Meditations in the Psalms
This third section of this amazing psalm begins with the Hebrew letter gimel. Every verse begins with a word whose first letter is gimel. Verse 18 says it all when we read “Open Thou mine eyes.” We need the eyes of faith and understanding, the willingness to see what God wants us to see in His marvelous Word. Satan blinds the eyes of unbelievers (II Corinthians 4:3-4) lest the light of the glorious gospel of the Messiah should shine unto them. Our sin also blinds us to seeing what God wants us to do (Psalm 119:11).

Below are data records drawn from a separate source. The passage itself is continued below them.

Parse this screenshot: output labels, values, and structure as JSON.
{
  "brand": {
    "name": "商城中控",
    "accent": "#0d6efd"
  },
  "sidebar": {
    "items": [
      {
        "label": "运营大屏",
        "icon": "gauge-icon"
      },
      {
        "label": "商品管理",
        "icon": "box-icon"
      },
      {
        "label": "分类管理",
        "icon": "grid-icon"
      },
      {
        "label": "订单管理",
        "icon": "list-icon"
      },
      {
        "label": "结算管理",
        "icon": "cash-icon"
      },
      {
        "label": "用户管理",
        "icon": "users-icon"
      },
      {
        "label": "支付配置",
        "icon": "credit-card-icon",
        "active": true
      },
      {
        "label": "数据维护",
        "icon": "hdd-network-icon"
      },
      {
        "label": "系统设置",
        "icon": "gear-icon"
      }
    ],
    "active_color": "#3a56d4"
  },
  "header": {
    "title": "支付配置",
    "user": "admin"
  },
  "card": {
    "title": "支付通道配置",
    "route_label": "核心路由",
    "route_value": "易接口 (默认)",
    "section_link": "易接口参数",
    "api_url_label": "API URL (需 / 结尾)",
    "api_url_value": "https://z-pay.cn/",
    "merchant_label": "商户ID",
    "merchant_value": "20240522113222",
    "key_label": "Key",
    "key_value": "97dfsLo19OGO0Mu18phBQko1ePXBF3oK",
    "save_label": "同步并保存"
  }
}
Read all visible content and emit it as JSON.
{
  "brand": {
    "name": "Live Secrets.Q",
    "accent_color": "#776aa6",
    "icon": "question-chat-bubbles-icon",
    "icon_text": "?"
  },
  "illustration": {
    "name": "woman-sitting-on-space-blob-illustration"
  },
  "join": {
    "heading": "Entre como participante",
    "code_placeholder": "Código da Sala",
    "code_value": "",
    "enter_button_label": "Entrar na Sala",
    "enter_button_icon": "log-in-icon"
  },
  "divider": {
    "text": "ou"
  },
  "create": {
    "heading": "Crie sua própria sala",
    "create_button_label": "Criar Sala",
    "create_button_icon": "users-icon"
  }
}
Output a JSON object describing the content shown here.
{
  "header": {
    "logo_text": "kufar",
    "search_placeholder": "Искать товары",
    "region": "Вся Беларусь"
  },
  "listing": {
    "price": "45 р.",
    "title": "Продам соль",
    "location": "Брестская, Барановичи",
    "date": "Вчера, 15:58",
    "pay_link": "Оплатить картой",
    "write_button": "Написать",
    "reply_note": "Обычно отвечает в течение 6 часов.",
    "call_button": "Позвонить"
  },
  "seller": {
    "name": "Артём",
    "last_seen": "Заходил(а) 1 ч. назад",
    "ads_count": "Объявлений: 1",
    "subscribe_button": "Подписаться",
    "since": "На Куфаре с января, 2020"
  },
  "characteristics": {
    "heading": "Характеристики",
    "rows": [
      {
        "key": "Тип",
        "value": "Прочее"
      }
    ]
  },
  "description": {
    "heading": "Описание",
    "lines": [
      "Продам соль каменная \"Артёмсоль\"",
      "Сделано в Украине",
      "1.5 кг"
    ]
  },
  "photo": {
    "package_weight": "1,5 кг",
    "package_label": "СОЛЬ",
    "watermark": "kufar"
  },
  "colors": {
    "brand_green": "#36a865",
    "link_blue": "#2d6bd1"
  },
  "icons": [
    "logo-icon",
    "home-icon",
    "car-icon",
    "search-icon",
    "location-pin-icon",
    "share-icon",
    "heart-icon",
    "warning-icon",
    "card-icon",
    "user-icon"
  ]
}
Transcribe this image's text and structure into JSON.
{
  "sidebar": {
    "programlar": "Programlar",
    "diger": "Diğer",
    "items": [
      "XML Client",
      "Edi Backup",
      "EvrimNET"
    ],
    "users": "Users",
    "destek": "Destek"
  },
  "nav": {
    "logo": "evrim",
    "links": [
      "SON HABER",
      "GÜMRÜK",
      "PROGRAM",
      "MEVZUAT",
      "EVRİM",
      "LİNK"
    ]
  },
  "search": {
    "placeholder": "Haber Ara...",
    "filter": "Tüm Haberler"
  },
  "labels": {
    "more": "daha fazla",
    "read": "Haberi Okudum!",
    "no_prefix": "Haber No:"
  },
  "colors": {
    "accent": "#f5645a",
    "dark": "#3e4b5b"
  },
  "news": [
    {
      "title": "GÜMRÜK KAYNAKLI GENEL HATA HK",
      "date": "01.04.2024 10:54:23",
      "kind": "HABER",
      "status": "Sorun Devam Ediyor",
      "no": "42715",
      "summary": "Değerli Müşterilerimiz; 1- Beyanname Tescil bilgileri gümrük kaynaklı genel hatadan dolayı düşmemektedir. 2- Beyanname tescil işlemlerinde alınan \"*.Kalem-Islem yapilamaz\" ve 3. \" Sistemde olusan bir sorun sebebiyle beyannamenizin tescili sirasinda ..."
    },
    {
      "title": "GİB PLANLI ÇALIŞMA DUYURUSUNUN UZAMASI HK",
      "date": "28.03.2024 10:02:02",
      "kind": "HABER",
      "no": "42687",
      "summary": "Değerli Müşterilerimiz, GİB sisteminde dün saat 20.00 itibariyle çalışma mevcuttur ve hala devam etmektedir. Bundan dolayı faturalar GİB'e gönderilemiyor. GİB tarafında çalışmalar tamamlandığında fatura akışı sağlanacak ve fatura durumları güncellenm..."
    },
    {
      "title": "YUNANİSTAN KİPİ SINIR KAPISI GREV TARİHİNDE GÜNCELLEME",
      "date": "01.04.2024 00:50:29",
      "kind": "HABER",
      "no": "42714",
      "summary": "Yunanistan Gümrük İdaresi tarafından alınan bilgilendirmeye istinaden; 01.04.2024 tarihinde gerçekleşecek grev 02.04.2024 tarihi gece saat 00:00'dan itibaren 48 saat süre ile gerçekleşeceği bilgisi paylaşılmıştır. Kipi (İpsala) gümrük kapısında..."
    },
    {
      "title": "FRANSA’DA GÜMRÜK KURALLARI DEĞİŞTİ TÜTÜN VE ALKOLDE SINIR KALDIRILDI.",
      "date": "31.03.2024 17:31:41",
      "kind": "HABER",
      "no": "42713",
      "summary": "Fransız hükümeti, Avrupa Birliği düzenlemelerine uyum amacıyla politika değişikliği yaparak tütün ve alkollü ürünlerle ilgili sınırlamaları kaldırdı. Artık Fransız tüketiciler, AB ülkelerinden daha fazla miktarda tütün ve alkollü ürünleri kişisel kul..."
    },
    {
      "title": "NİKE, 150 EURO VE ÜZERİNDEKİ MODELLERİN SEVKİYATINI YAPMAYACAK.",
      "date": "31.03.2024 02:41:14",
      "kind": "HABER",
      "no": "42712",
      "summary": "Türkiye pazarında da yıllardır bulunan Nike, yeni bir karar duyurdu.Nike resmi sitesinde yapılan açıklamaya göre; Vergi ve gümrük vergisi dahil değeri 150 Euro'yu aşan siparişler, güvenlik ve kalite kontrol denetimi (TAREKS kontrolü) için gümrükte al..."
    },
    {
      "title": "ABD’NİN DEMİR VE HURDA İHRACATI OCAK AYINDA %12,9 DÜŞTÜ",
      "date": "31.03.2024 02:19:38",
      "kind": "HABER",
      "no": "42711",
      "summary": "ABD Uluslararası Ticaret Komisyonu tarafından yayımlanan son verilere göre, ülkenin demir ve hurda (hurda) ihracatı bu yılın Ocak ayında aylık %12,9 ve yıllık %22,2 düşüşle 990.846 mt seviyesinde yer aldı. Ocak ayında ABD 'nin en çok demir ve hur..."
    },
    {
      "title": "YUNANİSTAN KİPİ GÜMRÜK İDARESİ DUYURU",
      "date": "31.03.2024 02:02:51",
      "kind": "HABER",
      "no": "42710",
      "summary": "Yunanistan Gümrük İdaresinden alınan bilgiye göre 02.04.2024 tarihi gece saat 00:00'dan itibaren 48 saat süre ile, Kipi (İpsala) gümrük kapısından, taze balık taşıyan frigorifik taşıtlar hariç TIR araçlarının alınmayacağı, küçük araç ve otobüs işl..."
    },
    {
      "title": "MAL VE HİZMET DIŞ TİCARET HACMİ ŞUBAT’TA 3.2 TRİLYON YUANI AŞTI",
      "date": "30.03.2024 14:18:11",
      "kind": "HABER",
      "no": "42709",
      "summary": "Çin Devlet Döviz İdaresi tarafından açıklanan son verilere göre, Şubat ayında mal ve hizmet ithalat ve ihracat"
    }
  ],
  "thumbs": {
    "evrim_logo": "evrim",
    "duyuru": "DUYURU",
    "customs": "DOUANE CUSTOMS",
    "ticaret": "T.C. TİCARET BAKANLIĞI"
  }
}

- The prerequisite to spiritual understanding and obedience – verse 17
- The purpose behind the desire for spiritual understanding – verse 18
- The problem the psalmist faces – verses 19-20 (1) As to his dependency upon God – verse 19 (2) As to his desire for spiritual understanding – verse 20
- The principle he realizes – verse 21
- The prayer he makes – verses 22-24 (1) It is a request for spiritual protection – verse 22 (2) It is a reaction to criticism – verse 23 (3) It is a response based on his desire to the Word in his life – verse 24
Obedience to God’s commandments, and understanding of God’s purposes and ways are the keys to spiritual maturity and blessing.
Verse for Meditation
Verse 18 – “Open Thou mine eyes, that I may behold wondrous things out of Thy law.”
“Help me, Lord, not to be blinded by my own neglect of Your Word or the depravity of my heart.”